Un(e) auteur(e), trois questions : ainsi le blog Dazibao vous propose de découvrir régulièrement des écrivains, illustrateurs, traducteurs... de la région Paca.

 

En cette rentrée scolaire, nous avons demandé à Charlotte Magri, enseignante marseillaise et “lanceuse d'alerte”, de se prêter au jeu du "3 questions à...".
Dans son ouvrage Lettre ouverte au ministre de l'Éducation nationale (sorti en 2016 aux éditions Stock), elle dénonce l'état des écoles dans les quartiers nord de Marseille. Aujourd'hui, Charlotte Magri a abandonné son rêve de toujours - être enseignante - pour un autre : écrire des romans.


Avez-vous une actualité éditoriale ou un projet en cours ?
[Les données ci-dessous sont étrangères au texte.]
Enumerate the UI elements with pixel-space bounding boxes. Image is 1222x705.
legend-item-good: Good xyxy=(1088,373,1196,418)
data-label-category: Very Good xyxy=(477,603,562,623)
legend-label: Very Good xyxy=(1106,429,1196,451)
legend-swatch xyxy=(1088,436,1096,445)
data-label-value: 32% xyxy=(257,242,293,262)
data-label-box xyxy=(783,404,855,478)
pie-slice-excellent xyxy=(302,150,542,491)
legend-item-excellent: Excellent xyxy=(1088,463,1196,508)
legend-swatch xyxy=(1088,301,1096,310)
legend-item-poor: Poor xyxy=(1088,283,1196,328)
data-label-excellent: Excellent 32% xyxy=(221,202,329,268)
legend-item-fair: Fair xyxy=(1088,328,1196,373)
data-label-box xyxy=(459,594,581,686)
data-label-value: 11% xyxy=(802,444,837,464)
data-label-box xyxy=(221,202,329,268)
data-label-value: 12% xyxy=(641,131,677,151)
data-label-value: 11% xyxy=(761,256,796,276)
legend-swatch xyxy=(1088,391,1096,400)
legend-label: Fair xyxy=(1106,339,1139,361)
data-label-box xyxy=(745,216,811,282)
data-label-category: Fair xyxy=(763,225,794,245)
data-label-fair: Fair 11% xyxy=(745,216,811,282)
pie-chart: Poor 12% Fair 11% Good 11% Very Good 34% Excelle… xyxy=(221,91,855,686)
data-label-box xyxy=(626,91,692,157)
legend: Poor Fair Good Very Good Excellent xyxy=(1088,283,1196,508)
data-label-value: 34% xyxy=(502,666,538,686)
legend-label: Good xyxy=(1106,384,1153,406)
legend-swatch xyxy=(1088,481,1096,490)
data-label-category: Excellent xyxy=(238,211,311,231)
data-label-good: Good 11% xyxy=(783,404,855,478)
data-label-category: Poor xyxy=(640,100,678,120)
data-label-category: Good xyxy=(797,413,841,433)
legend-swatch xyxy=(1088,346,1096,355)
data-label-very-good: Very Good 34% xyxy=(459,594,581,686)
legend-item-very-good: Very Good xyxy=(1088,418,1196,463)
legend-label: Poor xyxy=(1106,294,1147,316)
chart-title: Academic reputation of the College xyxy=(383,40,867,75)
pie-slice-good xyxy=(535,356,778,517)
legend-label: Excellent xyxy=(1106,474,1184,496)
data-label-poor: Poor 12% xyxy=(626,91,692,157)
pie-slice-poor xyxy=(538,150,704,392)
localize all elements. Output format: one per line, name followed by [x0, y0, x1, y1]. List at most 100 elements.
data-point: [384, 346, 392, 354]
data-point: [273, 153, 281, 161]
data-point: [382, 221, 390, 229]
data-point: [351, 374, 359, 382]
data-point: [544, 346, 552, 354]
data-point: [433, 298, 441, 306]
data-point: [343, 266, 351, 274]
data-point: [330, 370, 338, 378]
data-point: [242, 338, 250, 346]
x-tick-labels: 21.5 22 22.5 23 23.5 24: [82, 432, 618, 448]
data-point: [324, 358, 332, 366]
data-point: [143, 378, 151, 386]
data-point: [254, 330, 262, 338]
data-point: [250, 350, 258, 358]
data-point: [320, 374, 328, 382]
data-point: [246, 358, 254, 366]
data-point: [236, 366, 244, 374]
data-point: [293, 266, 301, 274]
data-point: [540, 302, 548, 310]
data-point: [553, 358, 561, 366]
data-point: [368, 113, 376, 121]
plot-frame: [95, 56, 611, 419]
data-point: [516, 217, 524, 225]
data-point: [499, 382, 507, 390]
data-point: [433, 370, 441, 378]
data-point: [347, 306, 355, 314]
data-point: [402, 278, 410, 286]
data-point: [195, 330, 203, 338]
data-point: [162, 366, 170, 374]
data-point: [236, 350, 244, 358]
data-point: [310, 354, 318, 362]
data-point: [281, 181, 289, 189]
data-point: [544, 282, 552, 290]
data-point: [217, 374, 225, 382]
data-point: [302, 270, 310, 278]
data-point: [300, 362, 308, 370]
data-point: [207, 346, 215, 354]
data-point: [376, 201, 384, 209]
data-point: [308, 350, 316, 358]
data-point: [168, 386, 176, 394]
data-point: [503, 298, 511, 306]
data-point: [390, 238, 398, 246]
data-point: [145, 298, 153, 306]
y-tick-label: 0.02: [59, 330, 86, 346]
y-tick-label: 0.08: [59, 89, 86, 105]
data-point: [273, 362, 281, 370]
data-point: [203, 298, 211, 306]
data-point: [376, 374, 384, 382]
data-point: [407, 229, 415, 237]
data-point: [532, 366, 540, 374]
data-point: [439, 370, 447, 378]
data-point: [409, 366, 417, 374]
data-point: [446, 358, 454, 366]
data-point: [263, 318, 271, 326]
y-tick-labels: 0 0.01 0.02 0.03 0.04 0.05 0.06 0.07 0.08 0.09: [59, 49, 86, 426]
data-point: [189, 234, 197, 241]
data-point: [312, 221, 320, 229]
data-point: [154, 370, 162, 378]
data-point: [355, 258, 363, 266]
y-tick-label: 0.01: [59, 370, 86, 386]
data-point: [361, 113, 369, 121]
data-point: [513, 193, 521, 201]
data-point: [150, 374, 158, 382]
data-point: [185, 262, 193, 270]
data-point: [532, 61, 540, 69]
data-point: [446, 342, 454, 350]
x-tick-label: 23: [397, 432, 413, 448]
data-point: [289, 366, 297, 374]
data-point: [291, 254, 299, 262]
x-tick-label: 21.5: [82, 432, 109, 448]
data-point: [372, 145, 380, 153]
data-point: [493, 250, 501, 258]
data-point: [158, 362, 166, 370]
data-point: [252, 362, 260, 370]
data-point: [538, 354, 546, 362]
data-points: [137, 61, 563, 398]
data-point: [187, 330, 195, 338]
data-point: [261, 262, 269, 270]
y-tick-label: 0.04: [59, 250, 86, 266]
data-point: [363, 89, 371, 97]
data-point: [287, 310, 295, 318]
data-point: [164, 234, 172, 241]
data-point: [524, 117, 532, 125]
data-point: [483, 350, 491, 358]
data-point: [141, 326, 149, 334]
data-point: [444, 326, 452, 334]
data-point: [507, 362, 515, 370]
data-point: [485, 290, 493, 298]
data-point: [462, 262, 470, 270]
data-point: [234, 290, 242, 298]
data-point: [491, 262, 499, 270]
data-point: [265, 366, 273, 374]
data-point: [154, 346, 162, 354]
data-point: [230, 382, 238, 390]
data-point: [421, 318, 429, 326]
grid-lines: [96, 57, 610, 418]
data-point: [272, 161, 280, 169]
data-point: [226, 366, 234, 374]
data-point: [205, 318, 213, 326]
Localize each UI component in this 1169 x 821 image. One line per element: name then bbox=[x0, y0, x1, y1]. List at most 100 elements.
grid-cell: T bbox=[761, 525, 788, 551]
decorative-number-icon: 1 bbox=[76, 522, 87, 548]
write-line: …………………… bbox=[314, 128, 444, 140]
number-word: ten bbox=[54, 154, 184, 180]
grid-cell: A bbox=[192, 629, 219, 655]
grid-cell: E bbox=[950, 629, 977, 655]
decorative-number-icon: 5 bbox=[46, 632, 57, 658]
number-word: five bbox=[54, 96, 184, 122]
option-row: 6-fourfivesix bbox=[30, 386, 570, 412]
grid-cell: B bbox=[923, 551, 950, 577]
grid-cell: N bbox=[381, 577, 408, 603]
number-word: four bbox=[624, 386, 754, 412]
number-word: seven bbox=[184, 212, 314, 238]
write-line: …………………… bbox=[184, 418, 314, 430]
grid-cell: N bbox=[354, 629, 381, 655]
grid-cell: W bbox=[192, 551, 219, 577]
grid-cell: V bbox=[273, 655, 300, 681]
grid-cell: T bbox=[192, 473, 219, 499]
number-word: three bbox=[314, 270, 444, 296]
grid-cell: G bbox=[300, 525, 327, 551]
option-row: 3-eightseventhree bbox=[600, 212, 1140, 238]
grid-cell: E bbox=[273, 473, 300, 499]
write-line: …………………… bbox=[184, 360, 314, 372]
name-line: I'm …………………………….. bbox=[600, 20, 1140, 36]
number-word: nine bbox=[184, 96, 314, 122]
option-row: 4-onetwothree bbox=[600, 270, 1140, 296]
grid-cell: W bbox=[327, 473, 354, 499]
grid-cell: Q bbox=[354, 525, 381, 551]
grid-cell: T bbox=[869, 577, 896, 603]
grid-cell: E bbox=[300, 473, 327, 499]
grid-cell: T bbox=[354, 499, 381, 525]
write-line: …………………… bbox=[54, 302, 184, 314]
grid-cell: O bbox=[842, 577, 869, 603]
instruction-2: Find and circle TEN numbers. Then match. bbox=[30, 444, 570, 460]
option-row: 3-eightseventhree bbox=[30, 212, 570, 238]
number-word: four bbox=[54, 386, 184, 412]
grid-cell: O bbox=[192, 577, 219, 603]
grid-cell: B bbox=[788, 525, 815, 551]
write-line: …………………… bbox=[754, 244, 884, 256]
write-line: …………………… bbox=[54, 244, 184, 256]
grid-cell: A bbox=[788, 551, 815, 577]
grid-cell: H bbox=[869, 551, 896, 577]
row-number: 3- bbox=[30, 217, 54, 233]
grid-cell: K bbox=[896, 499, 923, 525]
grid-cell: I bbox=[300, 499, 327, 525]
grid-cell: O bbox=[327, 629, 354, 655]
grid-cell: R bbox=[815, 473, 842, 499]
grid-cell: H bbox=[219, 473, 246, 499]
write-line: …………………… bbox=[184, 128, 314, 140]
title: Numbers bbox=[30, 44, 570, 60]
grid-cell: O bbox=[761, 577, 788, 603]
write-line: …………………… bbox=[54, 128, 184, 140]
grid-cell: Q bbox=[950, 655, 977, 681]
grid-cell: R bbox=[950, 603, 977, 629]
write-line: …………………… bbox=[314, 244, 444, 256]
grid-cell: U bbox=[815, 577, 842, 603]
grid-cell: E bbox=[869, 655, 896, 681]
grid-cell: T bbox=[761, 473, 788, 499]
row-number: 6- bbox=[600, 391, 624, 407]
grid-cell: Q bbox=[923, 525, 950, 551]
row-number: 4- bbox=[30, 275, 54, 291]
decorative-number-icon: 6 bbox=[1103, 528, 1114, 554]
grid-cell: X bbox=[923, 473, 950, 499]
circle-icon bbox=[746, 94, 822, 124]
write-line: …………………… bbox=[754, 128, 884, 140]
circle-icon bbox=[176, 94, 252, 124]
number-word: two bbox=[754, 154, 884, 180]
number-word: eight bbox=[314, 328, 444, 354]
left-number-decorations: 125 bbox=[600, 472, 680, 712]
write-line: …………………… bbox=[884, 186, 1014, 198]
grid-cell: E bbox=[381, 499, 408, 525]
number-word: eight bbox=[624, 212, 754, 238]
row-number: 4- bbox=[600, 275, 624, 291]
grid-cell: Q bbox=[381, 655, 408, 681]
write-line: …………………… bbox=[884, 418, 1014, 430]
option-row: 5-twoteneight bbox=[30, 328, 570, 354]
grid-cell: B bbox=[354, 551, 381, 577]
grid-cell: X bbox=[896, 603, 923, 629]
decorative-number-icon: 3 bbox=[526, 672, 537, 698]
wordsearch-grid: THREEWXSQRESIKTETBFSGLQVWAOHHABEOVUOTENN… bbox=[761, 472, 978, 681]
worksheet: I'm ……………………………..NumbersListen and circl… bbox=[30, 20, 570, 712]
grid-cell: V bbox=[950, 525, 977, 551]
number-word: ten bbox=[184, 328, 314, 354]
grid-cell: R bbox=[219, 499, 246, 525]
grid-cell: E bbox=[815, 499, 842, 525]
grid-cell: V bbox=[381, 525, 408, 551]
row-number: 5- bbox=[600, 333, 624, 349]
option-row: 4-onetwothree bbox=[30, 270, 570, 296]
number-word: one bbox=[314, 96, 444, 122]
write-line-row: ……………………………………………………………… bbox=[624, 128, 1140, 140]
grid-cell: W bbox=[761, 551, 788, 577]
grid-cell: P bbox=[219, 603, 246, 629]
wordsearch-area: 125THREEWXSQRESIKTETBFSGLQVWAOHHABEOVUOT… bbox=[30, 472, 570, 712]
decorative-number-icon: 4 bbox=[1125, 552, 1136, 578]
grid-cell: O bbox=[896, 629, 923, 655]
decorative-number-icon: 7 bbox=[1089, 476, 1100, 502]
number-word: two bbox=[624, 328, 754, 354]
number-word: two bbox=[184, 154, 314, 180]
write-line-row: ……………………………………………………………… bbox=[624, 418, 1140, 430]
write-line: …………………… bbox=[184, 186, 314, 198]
Je travaille sur deux projets en parallèle, deux projets très différents qui me tiennent à coeur. J'avance sur la rédaction d'un roman choral entamé depuis des années que j'ai bon espoir d'achever en 2018. C'est une gestation longue, sinueuse et festive, où les exigences de mes personnages semblent parfois me condamner à un éternel travail de documentation.
Je peaufine également un projet hybride et poétique, celui d'un album pour adultes traitant d'éducation, qui mêlera texte, dessin, fiction et réalisme. J'en ai une idée très précise en tant qu'intention, mais je sais que la réalisation sera une aventure jusqu'au bout puisque je n'ai aucun repère, aucun code sur cet objet sans catégorie.


Quel livre vous a marqué quand vous étiez enfant ? Pourquoi ?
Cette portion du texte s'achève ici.